Tipps in Sachen Kaffee aufbewahren

aufmerksam durchlesen.

 

Lebenselixier mit dauerhaftem Aroma

 

Eines vorweg: Das oft bei gerade erwachsengewordenen und noch unerfahrenen „Offene-Packung-Einfach-Hinstellen“ ist der denkbar schlechteste Umgang mit dem „schwarzen Gold“. Natürlich kann man das Pulver dennoch aufbrühen und es wird auch nach Kaffee schmecken, aber der „Aaaah-Frische-Packung-Kaffee-Geschmack“ geht schon nach einem Tag verloren.
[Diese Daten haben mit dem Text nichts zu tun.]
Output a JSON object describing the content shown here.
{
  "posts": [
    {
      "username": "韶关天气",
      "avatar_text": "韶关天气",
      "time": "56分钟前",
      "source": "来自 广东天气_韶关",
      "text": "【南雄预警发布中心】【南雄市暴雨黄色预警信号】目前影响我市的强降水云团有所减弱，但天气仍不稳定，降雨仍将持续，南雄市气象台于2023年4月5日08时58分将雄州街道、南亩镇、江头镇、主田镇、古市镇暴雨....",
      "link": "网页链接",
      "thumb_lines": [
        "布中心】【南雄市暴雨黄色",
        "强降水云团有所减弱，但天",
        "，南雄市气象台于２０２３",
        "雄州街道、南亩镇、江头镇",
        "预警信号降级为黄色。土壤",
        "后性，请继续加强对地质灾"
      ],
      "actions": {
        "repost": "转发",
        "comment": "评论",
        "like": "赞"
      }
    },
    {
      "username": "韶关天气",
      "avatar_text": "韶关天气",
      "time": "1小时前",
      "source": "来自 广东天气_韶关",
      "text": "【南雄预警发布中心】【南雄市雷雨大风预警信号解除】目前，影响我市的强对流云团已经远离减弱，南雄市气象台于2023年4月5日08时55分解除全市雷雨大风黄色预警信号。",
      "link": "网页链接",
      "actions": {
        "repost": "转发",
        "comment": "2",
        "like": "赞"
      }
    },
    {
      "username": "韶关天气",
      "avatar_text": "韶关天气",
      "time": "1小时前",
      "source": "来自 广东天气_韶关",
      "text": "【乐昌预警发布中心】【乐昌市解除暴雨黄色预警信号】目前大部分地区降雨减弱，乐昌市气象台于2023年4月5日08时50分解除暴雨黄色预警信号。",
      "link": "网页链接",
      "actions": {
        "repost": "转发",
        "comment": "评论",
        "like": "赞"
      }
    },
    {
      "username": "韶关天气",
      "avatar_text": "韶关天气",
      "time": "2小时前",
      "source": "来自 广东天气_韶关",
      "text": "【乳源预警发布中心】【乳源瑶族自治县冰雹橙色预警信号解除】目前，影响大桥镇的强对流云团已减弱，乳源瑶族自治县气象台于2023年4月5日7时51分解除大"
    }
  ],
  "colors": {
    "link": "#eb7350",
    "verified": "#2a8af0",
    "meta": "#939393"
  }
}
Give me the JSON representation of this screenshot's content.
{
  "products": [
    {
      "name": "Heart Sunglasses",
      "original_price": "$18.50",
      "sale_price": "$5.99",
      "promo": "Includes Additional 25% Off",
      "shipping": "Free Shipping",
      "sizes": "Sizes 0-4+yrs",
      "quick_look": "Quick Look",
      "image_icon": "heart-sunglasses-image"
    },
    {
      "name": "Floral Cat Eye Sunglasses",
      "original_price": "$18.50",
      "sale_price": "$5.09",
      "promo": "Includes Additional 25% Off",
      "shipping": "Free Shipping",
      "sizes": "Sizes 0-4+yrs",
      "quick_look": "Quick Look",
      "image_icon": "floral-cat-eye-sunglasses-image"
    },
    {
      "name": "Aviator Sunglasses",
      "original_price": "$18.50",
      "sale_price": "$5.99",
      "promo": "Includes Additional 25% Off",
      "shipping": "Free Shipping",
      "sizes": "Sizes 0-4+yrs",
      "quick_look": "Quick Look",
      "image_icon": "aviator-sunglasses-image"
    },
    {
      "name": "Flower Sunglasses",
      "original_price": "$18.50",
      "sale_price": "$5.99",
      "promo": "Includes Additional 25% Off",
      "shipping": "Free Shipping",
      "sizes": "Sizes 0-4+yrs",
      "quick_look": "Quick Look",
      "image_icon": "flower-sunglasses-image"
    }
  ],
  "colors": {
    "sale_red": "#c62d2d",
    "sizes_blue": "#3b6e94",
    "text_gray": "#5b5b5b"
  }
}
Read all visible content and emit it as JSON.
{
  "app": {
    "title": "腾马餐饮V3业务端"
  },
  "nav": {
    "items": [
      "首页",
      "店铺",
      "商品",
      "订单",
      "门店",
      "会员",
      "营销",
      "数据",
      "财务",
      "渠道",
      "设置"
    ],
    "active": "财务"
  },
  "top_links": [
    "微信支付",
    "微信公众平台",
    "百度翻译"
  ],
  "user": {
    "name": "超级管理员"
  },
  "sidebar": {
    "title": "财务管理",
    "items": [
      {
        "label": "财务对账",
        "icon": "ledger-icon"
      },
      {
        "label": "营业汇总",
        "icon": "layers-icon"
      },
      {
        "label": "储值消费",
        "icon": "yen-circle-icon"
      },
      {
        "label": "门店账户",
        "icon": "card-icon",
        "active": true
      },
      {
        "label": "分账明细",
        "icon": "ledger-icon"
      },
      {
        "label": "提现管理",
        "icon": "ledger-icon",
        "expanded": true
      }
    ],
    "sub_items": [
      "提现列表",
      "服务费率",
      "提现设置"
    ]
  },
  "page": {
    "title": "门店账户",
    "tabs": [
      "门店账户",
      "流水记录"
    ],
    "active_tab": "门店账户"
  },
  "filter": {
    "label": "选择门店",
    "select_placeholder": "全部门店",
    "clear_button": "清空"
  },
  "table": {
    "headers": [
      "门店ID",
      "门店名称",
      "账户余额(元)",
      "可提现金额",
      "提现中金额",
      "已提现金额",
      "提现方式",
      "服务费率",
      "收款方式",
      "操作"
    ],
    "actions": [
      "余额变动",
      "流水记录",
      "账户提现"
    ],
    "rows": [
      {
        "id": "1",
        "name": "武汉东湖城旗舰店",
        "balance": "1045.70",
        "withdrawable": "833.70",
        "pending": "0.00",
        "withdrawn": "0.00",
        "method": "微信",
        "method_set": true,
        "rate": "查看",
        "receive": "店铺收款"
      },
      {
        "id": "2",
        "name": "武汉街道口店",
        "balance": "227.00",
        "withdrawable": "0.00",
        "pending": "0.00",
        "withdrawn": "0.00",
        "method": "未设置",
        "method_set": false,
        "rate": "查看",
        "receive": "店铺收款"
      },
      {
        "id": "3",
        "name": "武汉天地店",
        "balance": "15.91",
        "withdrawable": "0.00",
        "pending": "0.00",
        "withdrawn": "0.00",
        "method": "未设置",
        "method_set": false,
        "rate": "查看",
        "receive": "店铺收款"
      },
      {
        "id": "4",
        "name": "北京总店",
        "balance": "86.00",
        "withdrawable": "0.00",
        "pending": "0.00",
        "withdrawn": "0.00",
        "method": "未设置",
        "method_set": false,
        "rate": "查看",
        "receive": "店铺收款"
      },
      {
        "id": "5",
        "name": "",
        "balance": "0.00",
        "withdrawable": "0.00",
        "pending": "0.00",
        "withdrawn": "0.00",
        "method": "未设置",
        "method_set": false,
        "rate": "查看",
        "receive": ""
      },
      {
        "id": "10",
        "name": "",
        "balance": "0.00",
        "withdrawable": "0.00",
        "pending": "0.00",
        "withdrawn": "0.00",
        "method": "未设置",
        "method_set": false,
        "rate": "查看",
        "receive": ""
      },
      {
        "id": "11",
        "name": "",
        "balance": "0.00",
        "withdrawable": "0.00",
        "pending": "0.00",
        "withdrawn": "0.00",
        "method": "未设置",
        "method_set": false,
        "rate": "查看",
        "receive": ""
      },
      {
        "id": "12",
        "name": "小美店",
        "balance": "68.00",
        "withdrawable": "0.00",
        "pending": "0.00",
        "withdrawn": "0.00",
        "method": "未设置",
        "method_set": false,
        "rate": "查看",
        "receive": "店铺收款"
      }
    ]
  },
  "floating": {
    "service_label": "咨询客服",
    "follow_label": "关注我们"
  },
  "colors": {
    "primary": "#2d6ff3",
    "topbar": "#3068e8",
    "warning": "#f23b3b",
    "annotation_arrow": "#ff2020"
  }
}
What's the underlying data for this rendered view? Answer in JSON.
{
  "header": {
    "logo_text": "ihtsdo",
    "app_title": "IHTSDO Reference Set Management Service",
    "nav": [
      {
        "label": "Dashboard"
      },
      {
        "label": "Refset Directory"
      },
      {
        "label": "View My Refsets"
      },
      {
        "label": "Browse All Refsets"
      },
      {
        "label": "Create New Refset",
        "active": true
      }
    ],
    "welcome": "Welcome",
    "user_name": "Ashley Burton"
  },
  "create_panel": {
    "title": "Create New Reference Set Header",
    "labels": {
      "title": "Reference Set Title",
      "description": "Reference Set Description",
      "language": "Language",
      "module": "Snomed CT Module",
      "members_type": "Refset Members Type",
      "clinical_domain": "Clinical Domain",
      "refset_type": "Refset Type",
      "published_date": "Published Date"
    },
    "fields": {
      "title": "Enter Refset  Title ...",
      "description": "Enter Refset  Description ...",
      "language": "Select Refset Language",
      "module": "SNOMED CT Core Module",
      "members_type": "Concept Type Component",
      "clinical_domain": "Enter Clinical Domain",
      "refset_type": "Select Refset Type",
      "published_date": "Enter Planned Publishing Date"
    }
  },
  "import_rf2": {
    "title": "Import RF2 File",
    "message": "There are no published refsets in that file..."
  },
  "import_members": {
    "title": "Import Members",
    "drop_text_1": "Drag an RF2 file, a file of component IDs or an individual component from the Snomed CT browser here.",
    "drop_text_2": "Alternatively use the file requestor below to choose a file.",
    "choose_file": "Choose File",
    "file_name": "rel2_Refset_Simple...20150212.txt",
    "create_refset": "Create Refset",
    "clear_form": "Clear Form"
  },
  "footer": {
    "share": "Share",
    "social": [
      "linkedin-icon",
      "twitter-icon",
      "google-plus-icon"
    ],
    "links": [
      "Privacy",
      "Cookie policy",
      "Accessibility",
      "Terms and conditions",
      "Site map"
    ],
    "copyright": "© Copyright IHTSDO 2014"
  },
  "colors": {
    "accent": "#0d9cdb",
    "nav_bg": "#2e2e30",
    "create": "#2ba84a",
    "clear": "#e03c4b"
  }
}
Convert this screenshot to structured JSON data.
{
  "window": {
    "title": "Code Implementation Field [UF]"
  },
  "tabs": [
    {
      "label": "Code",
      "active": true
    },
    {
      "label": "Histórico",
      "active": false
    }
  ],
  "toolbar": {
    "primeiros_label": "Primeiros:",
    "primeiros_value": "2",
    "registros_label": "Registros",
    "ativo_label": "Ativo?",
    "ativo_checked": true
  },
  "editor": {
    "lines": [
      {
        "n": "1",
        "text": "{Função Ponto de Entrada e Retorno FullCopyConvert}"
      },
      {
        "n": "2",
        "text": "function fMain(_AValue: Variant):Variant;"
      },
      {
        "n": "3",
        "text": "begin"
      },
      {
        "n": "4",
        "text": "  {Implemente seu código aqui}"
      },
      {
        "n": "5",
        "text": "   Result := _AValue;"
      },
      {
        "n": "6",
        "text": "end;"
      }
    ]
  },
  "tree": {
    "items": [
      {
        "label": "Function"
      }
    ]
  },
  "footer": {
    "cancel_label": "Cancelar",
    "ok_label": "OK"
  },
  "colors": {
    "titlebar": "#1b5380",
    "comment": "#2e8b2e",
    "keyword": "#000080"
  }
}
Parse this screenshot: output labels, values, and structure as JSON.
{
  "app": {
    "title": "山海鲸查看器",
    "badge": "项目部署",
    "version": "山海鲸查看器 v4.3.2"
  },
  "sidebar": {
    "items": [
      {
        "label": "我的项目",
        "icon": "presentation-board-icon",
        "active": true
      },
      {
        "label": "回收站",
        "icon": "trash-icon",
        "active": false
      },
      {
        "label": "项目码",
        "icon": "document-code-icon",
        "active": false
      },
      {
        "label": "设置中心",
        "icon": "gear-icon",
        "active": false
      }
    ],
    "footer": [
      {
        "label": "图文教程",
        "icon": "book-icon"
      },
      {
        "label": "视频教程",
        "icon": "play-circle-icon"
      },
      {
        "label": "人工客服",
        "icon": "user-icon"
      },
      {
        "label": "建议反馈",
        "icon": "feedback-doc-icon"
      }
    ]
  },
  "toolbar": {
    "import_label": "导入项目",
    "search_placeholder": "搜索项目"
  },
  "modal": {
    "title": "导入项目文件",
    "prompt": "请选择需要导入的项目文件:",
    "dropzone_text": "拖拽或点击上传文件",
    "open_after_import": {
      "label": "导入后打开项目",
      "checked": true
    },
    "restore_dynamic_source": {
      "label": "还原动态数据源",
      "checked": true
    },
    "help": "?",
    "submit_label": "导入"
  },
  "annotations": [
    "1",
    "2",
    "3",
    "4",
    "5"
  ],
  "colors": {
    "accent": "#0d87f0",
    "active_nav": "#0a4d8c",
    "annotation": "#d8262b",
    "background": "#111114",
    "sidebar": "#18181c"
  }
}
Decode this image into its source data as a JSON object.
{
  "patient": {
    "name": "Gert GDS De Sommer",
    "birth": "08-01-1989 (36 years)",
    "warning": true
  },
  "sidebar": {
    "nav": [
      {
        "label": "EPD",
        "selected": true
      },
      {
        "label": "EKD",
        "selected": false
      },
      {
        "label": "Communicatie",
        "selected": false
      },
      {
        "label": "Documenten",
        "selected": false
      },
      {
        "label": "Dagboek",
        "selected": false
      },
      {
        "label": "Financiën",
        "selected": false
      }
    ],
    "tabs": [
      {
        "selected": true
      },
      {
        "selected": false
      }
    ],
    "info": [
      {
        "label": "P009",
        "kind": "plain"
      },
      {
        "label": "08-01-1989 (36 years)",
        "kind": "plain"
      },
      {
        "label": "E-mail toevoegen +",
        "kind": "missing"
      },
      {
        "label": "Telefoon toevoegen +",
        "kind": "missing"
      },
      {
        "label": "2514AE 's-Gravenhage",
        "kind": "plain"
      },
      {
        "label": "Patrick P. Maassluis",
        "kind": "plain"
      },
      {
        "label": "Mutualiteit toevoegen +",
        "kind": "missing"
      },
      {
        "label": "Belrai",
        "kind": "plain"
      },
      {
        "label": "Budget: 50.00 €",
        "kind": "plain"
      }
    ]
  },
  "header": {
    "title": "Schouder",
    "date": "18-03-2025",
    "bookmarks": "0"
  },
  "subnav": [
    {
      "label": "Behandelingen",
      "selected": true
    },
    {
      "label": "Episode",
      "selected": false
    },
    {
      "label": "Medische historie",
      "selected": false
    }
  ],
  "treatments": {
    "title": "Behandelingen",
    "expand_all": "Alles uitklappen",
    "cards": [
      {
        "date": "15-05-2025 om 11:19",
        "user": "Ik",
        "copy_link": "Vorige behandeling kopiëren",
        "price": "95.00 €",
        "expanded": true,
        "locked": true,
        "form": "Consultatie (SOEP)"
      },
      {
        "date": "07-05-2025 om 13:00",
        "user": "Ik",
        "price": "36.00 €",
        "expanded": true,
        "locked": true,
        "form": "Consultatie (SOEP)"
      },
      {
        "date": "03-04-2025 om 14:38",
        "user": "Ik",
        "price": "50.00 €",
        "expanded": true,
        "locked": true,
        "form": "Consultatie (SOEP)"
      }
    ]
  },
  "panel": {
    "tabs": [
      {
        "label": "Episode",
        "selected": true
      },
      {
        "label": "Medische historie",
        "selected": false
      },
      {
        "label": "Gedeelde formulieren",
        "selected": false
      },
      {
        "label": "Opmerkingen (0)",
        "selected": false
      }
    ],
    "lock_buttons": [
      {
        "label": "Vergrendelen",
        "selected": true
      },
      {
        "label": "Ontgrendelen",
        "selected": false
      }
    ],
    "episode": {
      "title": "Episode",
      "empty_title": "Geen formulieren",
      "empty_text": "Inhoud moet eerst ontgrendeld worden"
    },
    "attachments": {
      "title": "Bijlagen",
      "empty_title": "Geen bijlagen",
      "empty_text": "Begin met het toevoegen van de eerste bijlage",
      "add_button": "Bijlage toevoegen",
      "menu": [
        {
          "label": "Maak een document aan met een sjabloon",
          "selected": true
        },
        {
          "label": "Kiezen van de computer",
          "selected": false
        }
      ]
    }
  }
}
Wer also noch nicht darüber nachgedacht und sich trotzdem gewundert hat, warum die schwarze Brühe nicht mehr frisch schmeckt, beachte bitte Folgendes.

 

In den Kühlschrank damit

 


Feuchtigkeit, Licht und Luft sind des Kaffees Feinde. Aus diesem Grund sollte man die Packung einfach in den Kühlschrank stellen. Natürlich gut verschlossen mit einem Gummiband. Es empfiehlt sich allerdings die Aufbewahrung in einer Dose oder in einem Glas mit Gummidichtung, denn das morgentrunkene Herausbekommen aus der Alu-Verpackung läuft meist nicht krümelfrei ab. Wer in den Urlaub fährt oder nur sehr selten Kaffee trinkt, der kann eine angebrochene Packung (bei ungeöffneten Packungen ergibt es keinen Sinn) auch einfrieren und nach der hoffentlich erholsamen Zeit den Ankommenskaffee direkt mit dem eingefrorenen Pulver aufbrühen – das ist kein Problem.